The Strad Issue: January 2008
Musicians: Laurence Kayaleh (violin) Paul Stewart (piano)
Composer: Medtner
One of the greatest admirers of Nikolai Medtner (1880–1951) was Rachmaninoff, who recognised his colleague’s formal tautness, deep Russian sensibility and exile’s nostalgia, something they shared when living abroad after the Revolution dispossessed them. These are, by and large, compelling performances. As with Naxos’s first Medtner violin and piano disc, one can sense the qualities Rachmaninoff so admired in his friend’s music.
Medtner’s Second Sonata, grandly conceived and spanning over 40 minutes, is his ‘Spring’ sonata.
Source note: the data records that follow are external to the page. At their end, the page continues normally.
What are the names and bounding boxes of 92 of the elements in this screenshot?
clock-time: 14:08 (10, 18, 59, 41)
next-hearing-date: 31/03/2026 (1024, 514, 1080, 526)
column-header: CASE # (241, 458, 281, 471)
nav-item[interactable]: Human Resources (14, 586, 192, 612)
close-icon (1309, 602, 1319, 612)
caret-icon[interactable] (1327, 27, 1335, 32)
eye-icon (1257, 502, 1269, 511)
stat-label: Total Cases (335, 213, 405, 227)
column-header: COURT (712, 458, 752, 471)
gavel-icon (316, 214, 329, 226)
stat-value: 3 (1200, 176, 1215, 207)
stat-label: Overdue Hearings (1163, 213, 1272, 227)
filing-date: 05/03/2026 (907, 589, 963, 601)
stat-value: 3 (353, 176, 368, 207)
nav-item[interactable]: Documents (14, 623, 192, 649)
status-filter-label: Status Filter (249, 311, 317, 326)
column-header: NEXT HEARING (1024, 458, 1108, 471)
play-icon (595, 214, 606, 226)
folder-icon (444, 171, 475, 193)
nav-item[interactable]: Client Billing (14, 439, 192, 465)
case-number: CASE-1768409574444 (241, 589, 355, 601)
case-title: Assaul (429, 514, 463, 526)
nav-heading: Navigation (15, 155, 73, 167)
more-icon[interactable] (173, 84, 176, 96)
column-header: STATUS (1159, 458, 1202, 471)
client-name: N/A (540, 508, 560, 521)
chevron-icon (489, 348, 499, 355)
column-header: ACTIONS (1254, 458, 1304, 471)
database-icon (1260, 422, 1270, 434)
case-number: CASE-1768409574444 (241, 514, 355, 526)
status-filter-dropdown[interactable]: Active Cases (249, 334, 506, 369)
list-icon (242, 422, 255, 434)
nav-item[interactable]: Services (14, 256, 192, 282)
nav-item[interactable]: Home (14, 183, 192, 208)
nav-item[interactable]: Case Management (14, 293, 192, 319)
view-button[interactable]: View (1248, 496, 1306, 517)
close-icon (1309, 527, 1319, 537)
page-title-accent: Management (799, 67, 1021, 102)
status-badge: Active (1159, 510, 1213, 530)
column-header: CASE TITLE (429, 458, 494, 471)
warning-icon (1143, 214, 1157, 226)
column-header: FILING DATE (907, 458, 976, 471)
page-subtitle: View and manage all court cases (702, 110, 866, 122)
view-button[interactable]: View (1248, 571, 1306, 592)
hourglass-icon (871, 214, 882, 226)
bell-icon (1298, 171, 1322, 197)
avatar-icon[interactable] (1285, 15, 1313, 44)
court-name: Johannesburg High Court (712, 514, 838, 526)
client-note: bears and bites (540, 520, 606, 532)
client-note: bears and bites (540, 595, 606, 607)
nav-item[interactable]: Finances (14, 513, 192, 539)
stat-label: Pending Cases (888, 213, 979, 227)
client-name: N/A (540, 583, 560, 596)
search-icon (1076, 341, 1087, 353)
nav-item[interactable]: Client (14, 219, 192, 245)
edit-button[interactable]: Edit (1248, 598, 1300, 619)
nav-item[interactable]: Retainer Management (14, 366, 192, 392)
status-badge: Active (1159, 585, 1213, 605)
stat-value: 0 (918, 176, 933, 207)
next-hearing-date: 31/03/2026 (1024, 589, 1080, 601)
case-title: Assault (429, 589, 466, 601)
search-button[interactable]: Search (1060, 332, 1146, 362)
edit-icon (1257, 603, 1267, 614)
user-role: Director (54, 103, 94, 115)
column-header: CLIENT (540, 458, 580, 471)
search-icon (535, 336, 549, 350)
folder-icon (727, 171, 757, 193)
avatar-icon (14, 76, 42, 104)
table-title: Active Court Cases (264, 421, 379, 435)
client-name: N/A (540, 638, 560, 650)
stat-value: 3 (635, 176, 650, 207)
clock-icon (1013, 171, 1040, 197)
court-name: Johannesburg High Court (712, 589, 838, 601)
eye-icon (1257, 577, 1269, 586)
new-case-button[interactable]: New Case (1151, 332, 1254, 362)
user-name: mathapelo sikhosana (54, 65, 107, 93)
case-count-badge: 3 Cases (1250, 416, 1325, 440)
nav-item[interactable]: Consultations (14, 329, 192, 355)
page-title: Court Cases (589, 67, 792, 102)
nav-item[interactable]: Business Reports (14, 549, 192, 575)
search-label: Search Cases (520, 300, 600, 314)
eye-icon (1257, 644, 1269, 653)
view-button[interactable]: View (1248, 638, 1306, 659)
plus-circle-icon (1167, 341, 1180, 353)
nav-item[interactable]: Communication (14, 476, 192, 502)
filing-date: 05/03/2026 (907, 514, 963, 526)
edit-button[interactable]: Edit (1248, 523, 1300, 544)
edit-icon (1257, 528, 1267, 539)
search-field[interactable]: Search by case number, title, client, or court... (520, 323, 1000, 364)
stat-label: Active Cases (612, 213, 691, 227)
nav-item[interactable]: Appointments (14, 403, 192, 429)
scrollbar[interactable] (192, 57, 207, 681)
It evinces longing memories of his native land and was written, like his lighter Canzonas with Dances, when he was touring Europe and America. He prefaces it with a nostalgic poem by the Russian romantic poet Fyodor Tyuchev (1803–73) which was also set by Rachmaninoff.
In this later sonata (premiered in 1927) these well-paired and spirited performers come into their own. They ably get to grips with the broad span and the expressive detail of this spaciously conceived major work. Laurence Kayaleh has a sweet tone and an attractive gift of lucidly defining a melody (some lithe triplets, for instance) over sequences of intricate double-stopping. Paul Stewart’s rather generous use of the sustaining pedal slightly detracts from the B minor Sonata of 1910–11 (though its hint of the tango midway is beguiling), but overall proves an admirable equal partner, well abreast of the quite taxing demands of both sonatas.
The Canzonas with Dances (two of each) are delightfully buoyant: one evinces a pleasing nonchalance, another an impish folk quality. The amusingly hesitant First Canzona feels just a fraction too tame. Naxos’s engineers in Canada have balanced the two players pretty well.